Nyaris Menyerah karena Tremor dan Jantung Lemah, Temukan Semangat Hidup dan Jadi Inspirasi berkat Panahan

Praja Pratama (21) hanya bisa terduduk lesu di atas tribun Supersoccer Arena Kudus (SSA), lokasi di mana MilkLife Archery Challenge (MLARC) KEJURNAS Antar Club 2025 digelar. Yakni sebuah kompetisi panahan yang digagas Persatuan Panahan Indonesia (Perpani), Milklife, dan Djarum Foundation.

Sejak Kamis (18/12/2025) siang, pemuda dari DAD Archery Club itu sudah bertanding dalam beberapa kategori hingga sore hari.

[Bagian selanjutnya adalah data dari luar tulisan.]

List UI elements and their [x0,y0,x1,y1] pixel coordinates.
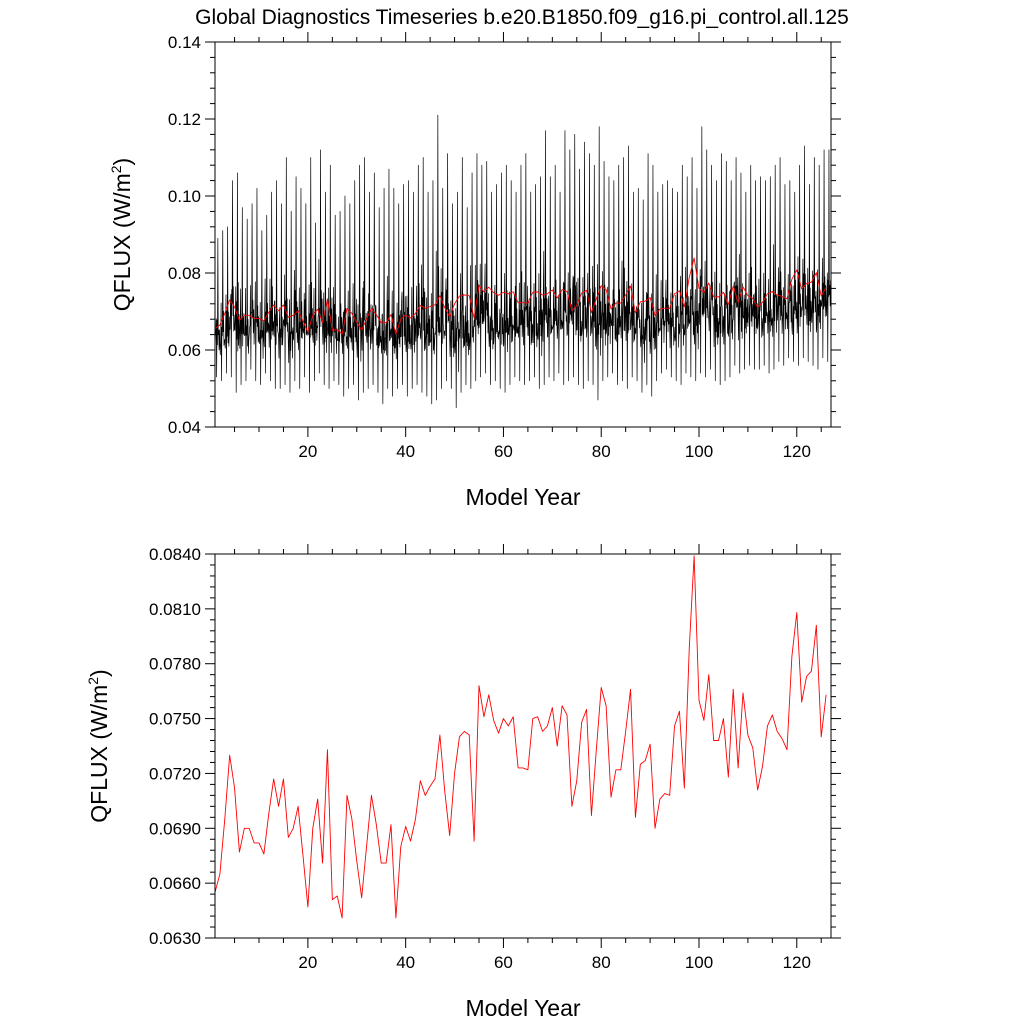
y-tick-label: 0.12 [168,110,201,129]
annual-mean-series-line [215,257,827,335]
y-tick-label: 0.0720 [149,764,201,783]
x-tick-label: 60 [494,442,513,461]
x-tick-label: 80 [592,953,611,972]
y-tick-label: 0.0690 [149,819,201,838]
y-tick-label: 0.0810 [149,600,201,619]
x-axis-label: Model Year [465,484,580,510]
y-axis-label-superscript: 2 [85,677,101,685]
y-axis-label: QFLUX (W/m2) [85,669,112,822]
x-axis-label: Model Year [465,995,580,1021]
x-tick-label: 80 [592,442,611,461]
y-tick-label: 0.0780 [149,655,201,674]
x-tick-label: 20 [298,442,317,461]
y-tick-label: 0.10 [168,187,201,206]
x-tick-label: 20 [298,953,317,972]
annual-mean-series-line [215,555,827,919]
y-tick-label: 0.04 [168,418,201,437]
y-tick-label: 0.06 [168,341,201,360]
y-tick-label: 0.0750 [149,710,201,729]
y-axis-label-superscript: 2 [108,165,124,173]
y-axis-label-text: QFLUX (W/m [109,173,135,311]
y-tick-label: 0.08 [168,264,201,283]
plot-frame [214,553,832,939]
x-tick-label: 100 [685,442,713,461]
bottom-panel-qflux-annual: 20 40 60 80 100 120 0.0630 0.0660 0.0690 0.0720 0.… [85,544,841,1021]
y-axis-label-text: QFLUX (W/m [86,685,112,823]
x-tick-label: 40 [396,442,415,461]
x-tick-label: 120 [783,953,811,972]
y-axis-label-tail: ) [109,158,135,166]
y-axis-label: QFLUX (W/m2) [108,158,135,311]
y-tick-label: 0.0840 [149,545,201,564]
y-tick-label: 0.14 [168,33,201,52]
y-axis-label-tail: ) [86,669,112,677]
x-tick-label: 60 [494,953,513,972]
y-tick-label: 0.0660 [149,874,201,893]
plot-frame [214,41,832,428]
x-tick-label: 40 [396,953,415,972]
figure-title: Global Diagnostics Timeseries b.e20.B185… [195,6,849,29]
x-tick-label: 100 [685,953,713,972]
y-tick-label: 0.0630 [149,929,201,948]
top-panel-qflux-monthly: 20 40 60 80 100 120 0.04 0.06 0.08 0.10 0.12 0.14 Mo… [108,32,841,510]
monthly-series-line [215,114,831,409]
x-tick-label: 120 [783,442,811,461]
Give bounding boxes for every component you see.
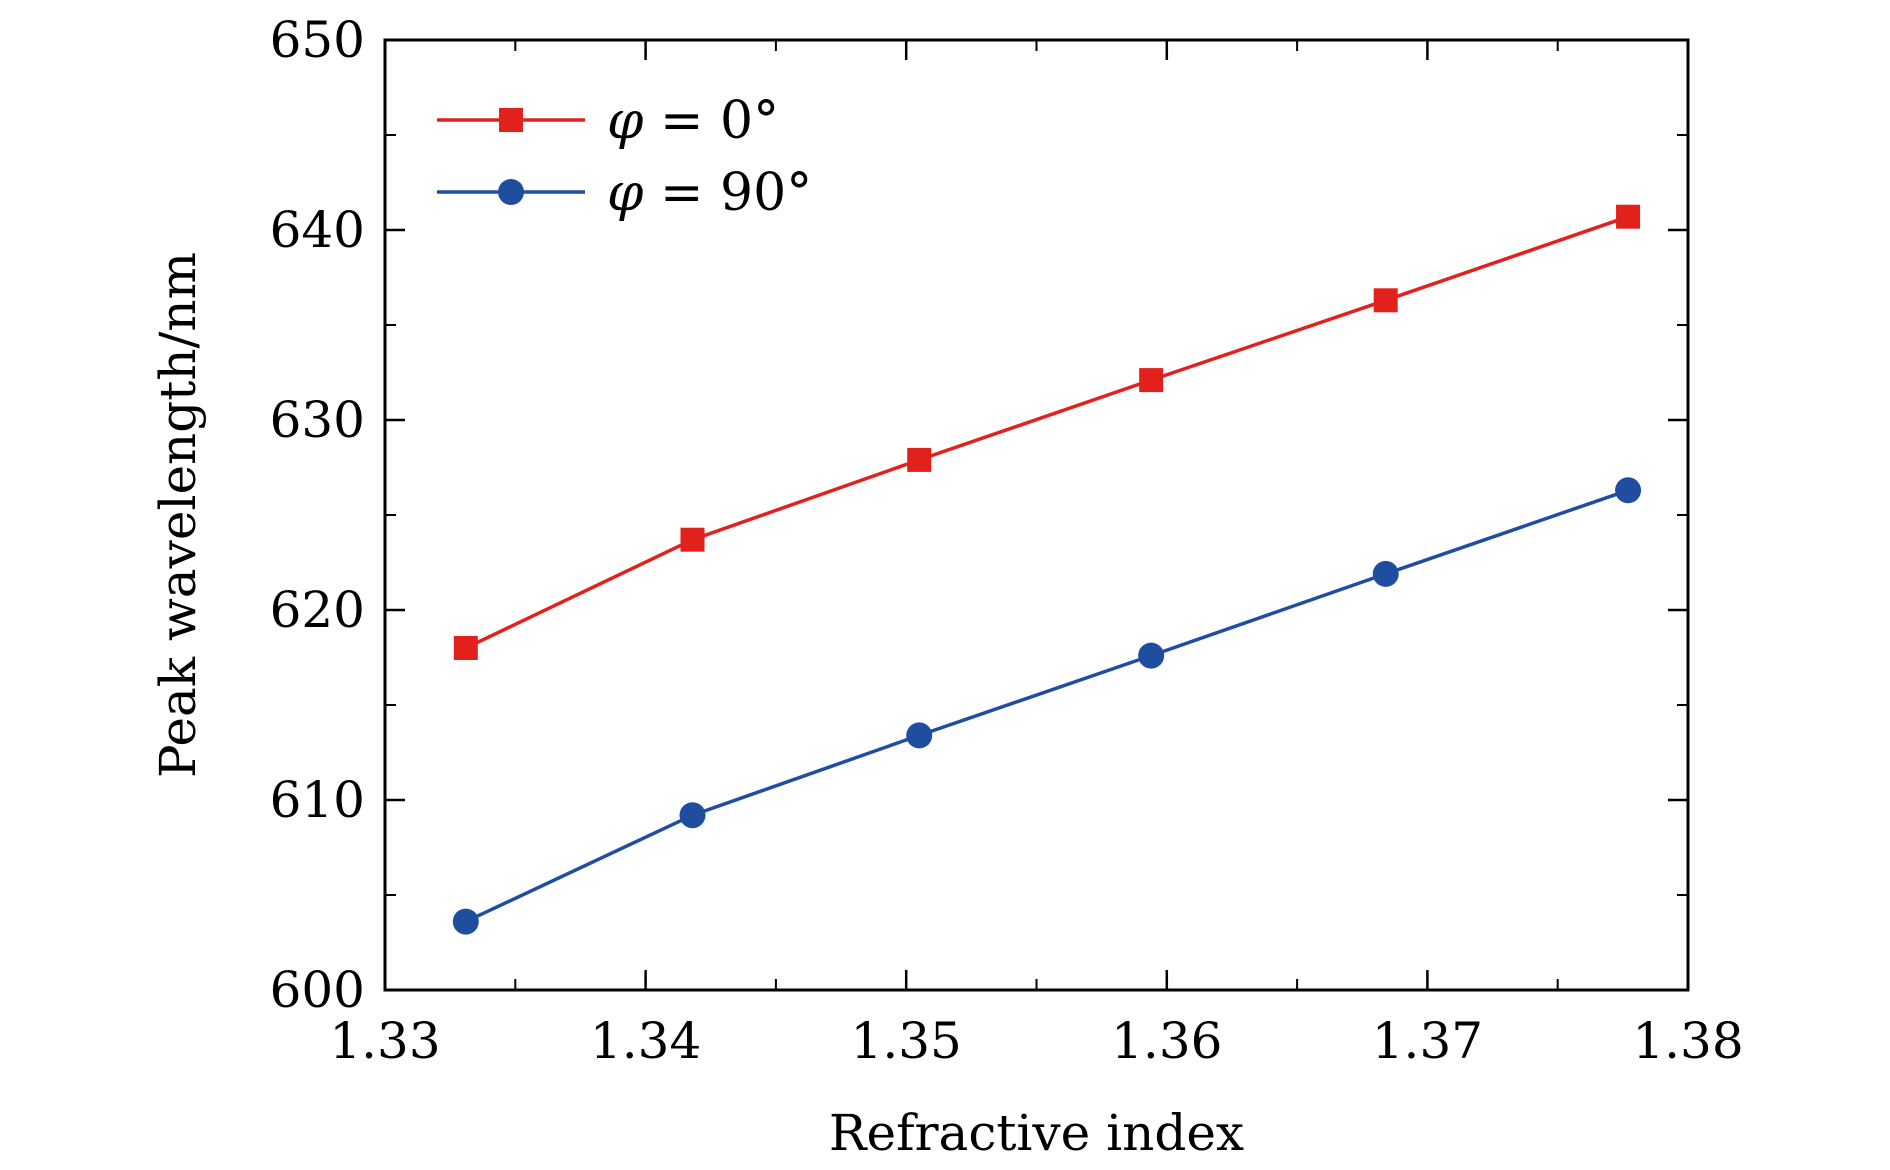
y-tick-label: 600 [270,961,365,1019]
legend-item: φ = 90° [437,163,812,223]
legend: φ = 0°φ = 90° [437,91,812,223]
x-tick-label: 1.33 [329,1012,440,1070]
x-tick-label: 1.38 [1632,1012,1743,1070]
series-phi-90 [452,477,1642,935]
legend-item: φ = 0° [437,91,779,151]
y-tick-label: 620 [270,581,365,639]
series-line [465,488,1629,924]
x-tick-label: 1.35 [851,1012,962,1070]
y-tick-label: 650 [270,11,365,69]
data-point-circle [679,802,706,829]
data-point-square [453,636,478,660]
data-point-circle [1138,642,1165,669]
legend-marker-circle [498,179,524,205]
legend-label-text: = 0° [643,91,779,151]
series-phi-0 [453,204,1641,660]
legend-label: φ = 0° [607,91,779,151]
plot-area [452,204,1642,935]
y-tick-label: 610 [270,771,365,829]
x-tick-label: 1.37 [1372,1012,1483,1070]
x-tick-label: 1.36 [1111,1012,1222,1070]
data-point-circle [452,908,479,935]
data-point-circle [1615,477,1642,504]
data-point-square [907,447,932,472]
data-point-circle [906,722,933,749]
legend-label-text: = 90° [643,163,812,223]
data-point-square [680,527,705,552]
axes: 1.33 1.34 1.35 1.36 1.37 1.38 600 610 620 630 640 6… [270,11,1744,1070]
data-point-circle [1372,560,1399,587]
legend-label-symbol: φ [607,163,644,223]
data-point-square [1139,368,1164,393]
y-axis-title: Peak wavelength/nm [149,252,207,778]
y-tick-label: 640 [270,201,365,259]
legend-marker-square [499,108,523,132]
legend-label: φ = 90° [607,163,812,223]
plot-frame [383,38,1690,992]
data-point-square [1373,288,1398,313]
legend-label-symbol: φ [607,91,644,151]
series-line [465,215,1629,650]
x-tick-label: 1.34 [590,1012,701,1070]
data-point-square [1616,204,1641,229]
y-tick-label: 630 [270,391,365,449]
x-axis-title: Refractive index [829,1104,1244,1162]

Namun, ia tak mendapat medali emas sama sekali.

Di tengah kegalauannya itu, sang ibu, Lela (48) hanya bisa mendampingi sekaligus menguatkan putra sulungnya tersebut. Bagi Lela, tujuan dari pertandingan ini bukan semata-mata untuk memperoleh juara, tapi untuk mengukur hasil latihan Praja selama ini.

“Juara itu hanya bonus, kalau kalah, ya artinya latihannya harus ditingkatkan lagi. Dievaluasi, apa yang kurang? Toh, dari pertandingan ini kan dia jadi bisa kenal banyak peserta lain dan belajar dari mereka,” kata Lela di tribun SSA, Kudus, Kamis (18/12/2025).

Lebih dari itu, Lela tetap bangga kepada Praja karena sudah berjuang sampai akhir meski banyak terkendala di lapangan. Misalnya, beberapa jam sebelum pertandingan, anak panah Praja ada yang rusak, sehingga mengganggu konsentrasinya saat bertanding.

Praja Pratama berfoto dengan ibu. MOJOK.CO
Praja Pratama (kiri) didampingi oleh sang ibu, Lela (tengah) dan adiknya, Afgan (kanan). (Aisyah Amira Wakang/Mojok.co)

Sebagai ibu yang selalu mendampingi Praja, Lela pun tahu seberapa keras perjuangan Praja sejauh ini. Bahkan saat sebelum ia mengikuti panahan hingga menemukan semangat hidup dari panahan.

Nyaris menyerah karena tremor dan jantung lemah

Lahir dari keluarga yang memiliki klub sepak bola, ternyata tak membuat Praja Pratama mengikuti jejak ayahnya. Segala olahraga pernah ia coba, mulai dari sepak bola, basket, tenis, pingpong, hingga berenang.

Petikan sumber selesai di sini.